Die beklagten Parteien verbanden, was von der klagenden Partei

ausdrücklich inkriminiert wurde, ihren - an sich

zulässigen - Hinweis auf die Stellung der D E als

'vorrangiges Werbemedium dieses Landes' mit den aus der Media-Analyse 1985 hervorgehenden Leserzahlen der Streitteile (und weiterer Mitbewerber), womit sie dem Publikum deutlich machten, daß eine Werbung in den verglichenen Medien wegen deren wesentlich geringerer Leserzahl weniger effektiv und damit schlechter sei als in den 'D E'. Die beklagten Parteien verbanden

also die Anpreisung der eigenen Spitzenstellung deutlich mit einem Hinweis auf die Nachteile des Angebotes der klagenden Partei, was mangels eines besonderen rechtfertigenden Grundes für eine solche Vorgangsweise sittenwidrig im Sinne des § 1 UWG ist. Die beklagten Parteien haben sich zwar in erster Instanz auf einen solchen Rechtfertigungsgrund mit der Behauptung berufen, die klagende Partei habe durch einen Vergleich der Media-Analyse mit jener der Opitma den unrichtigen Eindruck erweckt, daß die 'G-KRONE' im Vergleich zu den 'D E' Leser

gewonnen habe, so daß sie ein Interesse an der Aufklärung der beteiligten Verkehrskreise über die wahren Verhältnisse gehabt hätten. Bescheinigungsergebnisse zu diesem Sachverhalt liegen nicht vor, sind aber auch nicht erforderlich. Das von den beklagten Parteien ins Treffen geführte Aufklärungsinteresse wäre nur dann gegeben, wenn die angesprochenen Verkehrskreise aus dem beanstandeten Vergleich (Bericht über die Media-Analyse 1985) hätten erkennen können, daß damit eine vorausgegangene, im Verkehr bekanntgewordene unlautere Wettbewerbshandlung der klagenden Partei abgewehrt werden sollte (Baumbach-Hefermehl aaO 671). Der Bericht der beklagten Parteien über die Media-Analyse 1985 läßt aber nirgends erkennen, daß damit einer vorausgegangenen, noch fortwirkenden unrichtigen Werbebehauptung der klagenden Partei entgegengetreten und das Publikum über den wahren Sachverhalt aufgeklärt werden sollte. Es erübrigt sich daher, auf die sonstigen Voraussetzungen eines zulässigen Abwehr- oder Aufklärungsvergleiches (Baumbach-Hefermehl aaO 670 ff; auch Koppensteiner aaO 453 f; SZ 18/52; ÖBl.1972,10; ÖBl.1982,12) einzugehen.

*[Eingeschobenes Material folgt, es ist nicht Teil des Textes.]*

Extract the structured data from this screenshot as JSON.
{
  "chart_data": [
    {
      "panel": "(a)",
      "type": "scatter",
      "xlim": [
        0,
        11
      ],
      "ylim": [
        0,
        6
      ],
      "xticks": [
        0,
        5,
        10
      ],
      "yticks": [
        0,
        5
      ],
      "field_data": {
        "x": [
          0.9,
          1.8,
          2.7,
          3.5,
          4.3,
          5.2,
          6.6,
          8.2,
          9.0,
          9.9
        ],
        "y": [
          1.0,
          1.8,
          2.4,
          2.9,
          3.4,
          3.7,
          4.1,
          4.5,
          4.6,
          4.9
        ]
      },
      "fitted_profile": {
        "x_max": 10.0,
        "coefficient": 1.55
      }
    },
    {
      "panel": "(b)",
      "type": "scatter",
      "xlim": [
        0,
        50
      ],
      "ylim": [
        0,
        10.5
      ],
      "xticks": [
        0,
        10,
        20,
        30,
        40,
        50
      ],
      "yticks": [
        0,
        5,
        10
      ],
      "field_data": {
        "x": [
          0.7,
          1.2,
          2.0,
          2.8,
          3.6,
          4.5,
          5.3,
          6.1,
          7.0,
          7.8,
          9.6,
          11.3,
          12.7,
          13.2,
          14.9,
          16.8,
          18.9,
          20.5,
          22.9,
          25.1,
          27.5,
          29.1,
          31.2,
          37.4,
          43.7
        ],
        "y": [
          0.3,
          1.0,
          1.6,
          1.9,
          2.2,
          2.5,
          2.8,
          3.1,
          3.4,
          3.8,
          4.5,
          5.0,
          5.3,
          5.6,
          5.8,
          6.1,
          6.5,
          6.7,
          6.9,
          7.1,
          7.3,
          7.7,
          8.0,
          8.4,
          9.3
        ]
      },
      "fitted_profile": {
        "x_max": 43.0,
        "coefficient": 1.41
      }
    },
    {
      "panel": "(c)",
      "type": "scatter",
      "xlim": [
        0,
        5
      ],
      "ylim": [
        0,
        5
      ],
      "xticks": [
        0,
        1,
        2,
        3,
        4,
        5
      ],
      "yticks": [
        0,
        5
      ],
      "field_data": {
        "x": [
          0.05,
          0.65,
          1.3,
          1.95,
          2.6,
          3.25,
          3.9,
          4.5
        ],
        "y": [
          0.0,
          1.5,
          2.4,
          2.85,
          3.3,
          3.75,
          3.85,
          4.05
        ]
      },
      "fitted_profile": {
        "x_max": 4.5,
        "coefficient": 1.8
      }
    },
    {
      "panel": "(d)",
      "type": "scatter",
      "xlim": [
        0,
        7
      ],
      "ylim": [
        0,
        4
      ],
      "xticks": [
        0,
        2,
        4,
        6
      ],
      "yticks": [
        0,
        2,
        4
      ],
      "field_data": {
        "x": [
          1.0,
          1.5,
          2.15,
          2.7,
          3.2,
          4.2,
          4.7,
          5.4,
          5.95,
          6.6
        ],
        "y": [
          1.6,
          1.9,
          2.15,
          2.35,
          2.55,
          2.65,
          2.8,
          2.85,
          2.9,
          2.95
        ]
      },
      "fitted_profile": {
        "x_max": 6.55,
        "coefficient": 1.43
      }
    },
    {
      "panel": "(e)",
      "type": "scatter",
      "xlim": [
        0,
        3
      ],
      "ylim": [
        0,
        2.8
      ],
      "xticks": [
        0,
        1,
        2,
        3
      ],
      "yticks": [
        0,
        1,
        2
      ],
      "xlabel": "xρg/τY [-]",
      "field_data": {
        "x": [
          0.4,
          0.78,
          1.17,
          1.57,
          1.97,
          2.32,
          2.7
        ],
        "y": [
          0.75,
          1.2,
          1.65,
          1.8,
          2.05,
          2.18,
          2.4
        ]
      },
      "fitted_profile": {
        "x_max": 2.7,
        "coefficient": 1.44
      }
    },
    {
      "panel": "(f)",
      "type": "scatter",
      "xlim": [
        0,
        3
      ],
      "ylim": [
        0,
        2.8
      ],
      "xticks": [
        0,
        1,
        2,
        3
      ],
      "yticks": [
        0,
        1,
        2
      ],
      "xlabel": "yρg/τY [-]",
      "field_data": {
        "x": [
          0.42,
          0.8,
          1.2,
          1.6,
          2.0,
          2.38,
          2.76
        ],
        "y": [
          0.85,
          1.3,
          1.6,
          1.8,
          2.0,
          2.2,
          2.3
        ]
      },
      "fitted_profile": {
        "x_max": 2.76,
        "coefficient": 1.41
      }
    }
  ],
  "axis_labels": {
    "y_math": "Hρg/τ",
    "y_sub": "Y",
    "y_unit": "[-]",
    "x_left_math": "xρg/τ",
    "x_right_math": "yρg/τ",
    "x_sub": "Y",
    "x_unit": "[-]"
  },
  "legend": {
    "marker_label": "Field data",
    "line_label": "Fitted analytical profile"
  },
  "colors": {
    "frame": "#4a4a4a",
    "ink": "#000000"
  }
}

Dem Revisionsrekurs ist daher Folge zu geben.

Die Kostenentscheidung stützt sich auf §§ 78, 393, 402 EO, 43 Abs 1, 50 ZPO. Da die beklagten Parteien in erster und zweiter Instanz drei von sieben Sicherungsanträgen erfolgreich abwehrten, hat ihnen die klagende Partei drei Siebentel der in diesen Instanzen entstandenen Verfahrenskosten zu ersetzen.